Phelps' history is checkered.  As a Kansas lawyer he successfully fought for civil rights in many cases, but he also took on a personal vendetta against a court reporter, haranguing and defaming for his own reasons.  He was ultimately banned from practicing in Kansas courts but continued to represent cases in Federal courts, until another vendetta - against judges this time - got him disbarred from any kind of court.  That pretty much put an end to his legal career.

It's not really clear exactly what led him down this path of vitriol.  Several members of his family have quit both the church and the family.  Most of them cite both physical and emotional abuse.  Well, can't blame them for leaving.  The church's history of protesting military funerals and political activities in order to draw attention to "God's hatred of America" is pretty well known, unfortunately not just here in the US.  The church's reputation got Phelps and his wife placed on a permanent persona non grata list in the UK.
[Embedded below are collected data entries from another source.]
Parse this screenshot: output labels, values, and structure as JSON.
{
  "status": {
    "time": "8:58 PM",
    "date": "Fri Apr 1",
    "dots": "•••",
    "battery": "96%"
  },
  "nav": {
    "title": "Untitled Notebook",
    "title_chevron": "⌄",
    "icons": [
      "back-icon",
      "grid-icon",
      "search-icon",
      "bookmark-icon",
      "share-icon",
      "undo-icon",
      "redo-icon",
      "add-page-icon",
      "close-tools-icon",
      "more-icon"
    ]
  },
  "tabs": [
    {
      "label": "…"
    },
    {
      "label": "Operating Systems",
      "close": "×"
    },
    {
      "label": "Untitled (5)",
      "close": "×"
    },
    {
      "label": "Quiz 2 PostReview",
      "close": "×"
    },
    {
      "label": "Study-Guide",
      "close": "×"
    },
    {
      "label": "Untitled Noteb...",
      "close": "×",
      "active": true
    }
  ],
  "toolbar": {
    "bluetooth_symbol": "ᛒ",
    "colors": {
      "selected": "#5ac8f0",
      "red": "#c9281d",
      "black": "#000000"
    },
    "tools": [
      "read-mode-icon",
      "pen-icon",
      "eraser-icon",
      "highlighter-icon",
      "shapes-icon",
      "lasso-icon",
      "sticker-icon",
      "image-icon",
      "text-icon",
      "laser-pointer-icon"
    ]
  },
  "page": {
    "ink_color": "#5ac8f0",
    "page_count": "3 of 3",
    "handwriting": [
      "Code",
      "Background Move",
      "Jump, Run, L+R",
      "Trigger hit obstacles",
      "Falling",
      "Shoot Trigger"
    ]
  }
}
Ironically, in the last year or so Fred backed off his extremist views.  That put him on the outs with the WBC which, believe it or not, got him excommunicated from the church where he was the founding pastor.  Wow.  If you thought Phelps was intolerant, look at the intolerance he's inspired.

And now he's dead.  Ostensibly because members of the WBC do not "worship the dead" but possibly because they'd rather avoid any loud and unpleasant protests, there will be no funeral for Fred Phelps, Sr.

Rest in peace, Fred.  It isn't up to you to tell us who God hates, but for your own sake you'd better hope He forgives.